Ken Blumberg, un orgulloso residente de Rhode Island de toda la vida, era un hombre amable, atento, carismático y decidido. Aunque falleció apenas tres semanas antes de cumplir 76 años, Ken dejó tras de sí un legado inspirador.
«A Ken le diagnosticaron artritis reumatoide cuando tenía diez años», contó uno de sus familiares cercanos. «A lo largo de su vida, se sometió a 40 operaciones, pero nunca se quejó de su situación». Ken era afable y muy reservado, pero tenía un don para conectar con personas de todos los ámbitos de la vida y se interesaba genuinamente por las historias de los demás. Era ingenioso, perspicaz y poseía un conocimiento increíble sobre sus diversas pasiones: la historia (en particular la historia militar), la monarquía británica, la ley y el orden, la actualidad, la política, la literatura y el cine. La memoria excepcional de Ken le permitía recordar sin esfuerzo fechas históricas, historias personales y escenas y diálogos de películas, con un detalle extraordinario.
A pesar de sus problemas de salud, la vida de Ken se convirtió en un testimonio de fortaleza y resiliencia. Continuó su educación con tenacidad, graduándose en el Hope High School y en el Rhode Island Junior College, antes de obtener la ansiada licenciatura en Periodismo por la Southern Illinois University, a pesar de haber tenido que tomarse un permiso de estudios para someterse a su primera cirugía mayor. Al no encontrar trabajo como periodista tras graduarse, comenzó la variada trayectoria profesional de Ken, que incluyó puestos como fotógrafo del Bicentenario de Pawtucket, profesor de fotografía, director de campamento, profesor de historia y trabajo en la División Penal de la Fiscalía General de Rhode Island; cada transición representaba un reto superado y una nueva oportunidad aprovechada.
«Como alguien que tuvo que enfrentarse a estos retos él mismo, Ken comprendía lo difícil que era dar un giro profesional, y tuvo que hacerlo muchas veces», explicó su primo. «La inspiración para el fondo fue ayudar a otros a superar barreras, especialmente a la hora de reciclarse para nuevas carreras o realizar transiciones profesionales en una etapa tardía de la vida».
Ken eligió a la Fundación de Rhode Island para gestionar su visión filantrópica basándose en su respetada posición en la comunidad.
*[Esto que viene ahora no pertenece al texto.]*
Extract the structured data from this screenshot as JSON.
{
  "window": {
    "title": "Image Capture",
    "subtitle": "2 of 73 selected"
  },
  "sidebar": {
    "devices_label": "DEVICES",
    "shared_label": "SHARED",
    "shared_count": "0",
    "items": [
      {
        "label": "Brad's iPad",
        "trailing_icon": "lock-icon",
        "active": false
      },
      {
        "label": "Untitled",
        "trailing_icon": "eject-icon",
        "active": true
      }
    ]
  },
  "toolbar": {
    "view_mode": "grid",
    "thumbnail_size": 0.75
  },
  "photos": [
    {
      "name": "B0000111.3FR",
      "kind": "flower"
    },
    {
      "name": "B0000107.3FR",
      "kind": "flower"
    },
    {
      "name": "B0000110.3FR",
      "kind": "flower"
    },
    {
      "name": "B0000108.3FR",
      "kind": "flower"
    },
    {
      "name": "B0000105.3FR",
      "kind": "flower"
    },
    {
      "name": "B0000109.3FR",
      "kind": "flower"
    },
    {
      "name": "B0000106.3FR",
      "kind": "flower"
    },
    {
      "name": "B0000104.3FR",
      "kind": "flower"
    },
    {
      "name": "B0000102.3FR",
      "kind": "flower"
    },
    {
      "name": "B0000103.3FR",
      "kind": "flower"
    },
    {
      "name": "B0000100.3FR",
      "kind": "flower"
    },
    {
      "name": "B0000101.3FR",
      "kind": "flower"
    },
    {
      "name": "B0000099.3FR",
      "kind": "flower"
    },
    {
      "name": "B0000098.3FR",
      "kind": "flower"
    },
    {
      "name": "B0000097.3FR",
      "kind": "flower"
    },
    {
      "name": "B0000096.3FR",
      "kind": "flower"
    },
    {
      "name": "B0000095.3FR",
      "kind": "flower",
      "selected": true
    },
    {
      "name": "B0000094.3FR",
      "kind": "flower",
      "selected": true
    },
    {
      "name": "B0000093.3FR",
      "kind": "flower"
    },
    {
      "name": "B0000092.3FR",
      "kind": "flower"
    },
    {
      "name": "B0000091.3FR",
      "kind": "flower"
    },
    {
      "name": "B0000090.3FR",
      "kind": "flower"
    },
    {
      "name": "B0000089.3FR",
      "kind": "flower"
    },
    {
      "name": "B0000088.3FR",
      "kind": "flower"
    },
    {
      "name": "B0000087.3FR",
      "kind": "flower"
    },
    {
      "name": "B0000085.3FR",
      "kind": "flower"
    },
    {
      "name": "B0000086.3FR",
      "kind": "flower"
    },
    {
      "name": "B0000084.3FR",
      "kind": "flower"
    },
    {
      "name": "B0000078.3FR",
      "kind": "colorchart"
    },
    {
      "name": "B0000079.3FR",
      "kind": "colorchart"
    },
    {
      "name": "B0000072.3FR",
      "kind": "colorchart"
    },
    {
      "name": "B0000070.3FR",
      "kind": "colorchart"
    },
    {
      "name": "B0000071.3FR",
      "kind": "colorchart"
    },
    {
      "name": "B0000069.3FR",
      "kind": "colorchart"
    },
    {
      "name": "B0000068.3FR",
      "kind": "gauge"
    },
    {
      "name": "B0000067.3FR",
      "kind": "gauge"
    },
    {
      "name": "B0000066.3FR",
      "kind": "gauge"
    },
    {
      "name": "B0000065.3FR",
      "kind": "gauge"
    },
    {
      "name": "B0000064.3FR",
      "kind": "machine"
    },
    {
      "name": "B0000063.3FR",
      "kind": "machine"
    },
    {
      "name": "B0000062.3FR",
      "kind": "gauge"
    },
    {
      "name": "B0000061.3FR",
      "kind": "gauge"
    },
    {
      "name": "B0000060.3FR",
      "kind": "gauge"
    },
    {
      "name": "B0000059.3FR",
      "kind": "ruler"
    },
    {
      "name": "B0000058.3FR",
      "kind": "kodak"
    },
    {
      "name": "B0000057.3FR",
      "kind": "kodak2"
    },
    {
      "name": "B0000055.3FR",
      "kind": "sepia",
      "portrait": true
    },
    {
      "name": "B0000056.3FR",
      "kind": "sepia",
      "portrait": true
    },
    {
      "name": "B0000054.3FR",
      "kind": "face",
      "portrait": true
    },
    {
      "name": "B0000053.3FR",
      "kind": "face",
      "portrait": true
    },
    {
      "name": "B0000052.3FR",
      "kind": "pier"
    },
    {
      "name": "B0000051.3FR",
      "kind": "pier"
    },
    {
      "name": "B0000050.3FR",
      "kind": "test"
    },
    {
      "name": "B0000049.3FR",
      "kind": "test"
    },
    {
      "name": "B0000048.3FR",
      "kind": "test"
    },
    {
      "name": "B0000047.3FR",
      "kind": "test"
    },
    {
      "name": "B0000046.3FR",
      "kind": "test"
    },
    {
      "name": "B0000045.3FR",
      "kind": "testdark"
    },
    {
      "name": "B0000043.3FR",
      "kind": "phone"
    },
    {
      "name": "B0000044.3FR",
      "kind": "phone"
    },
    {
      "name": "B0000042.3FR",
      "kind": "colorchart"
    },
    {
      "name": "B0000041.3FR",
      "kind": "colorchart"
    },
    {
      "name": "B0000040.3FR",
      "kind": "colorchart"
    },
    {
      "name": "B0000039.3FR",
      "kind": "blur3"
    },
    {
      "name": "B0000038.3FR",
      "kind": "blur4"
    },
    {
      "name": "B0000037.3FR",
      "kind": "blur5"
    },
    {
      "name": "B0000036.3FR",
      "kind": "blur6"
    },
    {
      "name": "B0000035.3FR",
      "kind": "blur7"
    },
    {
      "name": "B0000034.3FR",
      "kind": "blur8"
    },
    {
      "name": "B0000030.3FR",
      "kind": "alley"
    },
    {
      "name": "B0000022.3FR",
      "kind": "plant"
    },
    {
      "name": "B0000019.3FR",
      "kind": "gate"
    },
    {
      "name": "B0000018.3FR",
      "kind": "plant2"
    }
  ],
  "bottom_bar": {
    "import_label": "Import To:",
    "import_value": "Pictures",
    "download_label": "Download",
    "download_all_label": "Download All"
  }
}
A través de la planificación patrimonial, creó un legado duradero en beneficio de los demás.
«Quería ayudar a las personas que se enfrentan a dificultades físicas porque su diagnóstico de salud definió su vida y su perspectiva», reflexionaron sus familiares. La comprensión que Ken tenía de estos retos abrirá ahora caminos para que otras personas alcancen el crecimiento educativo y profesional.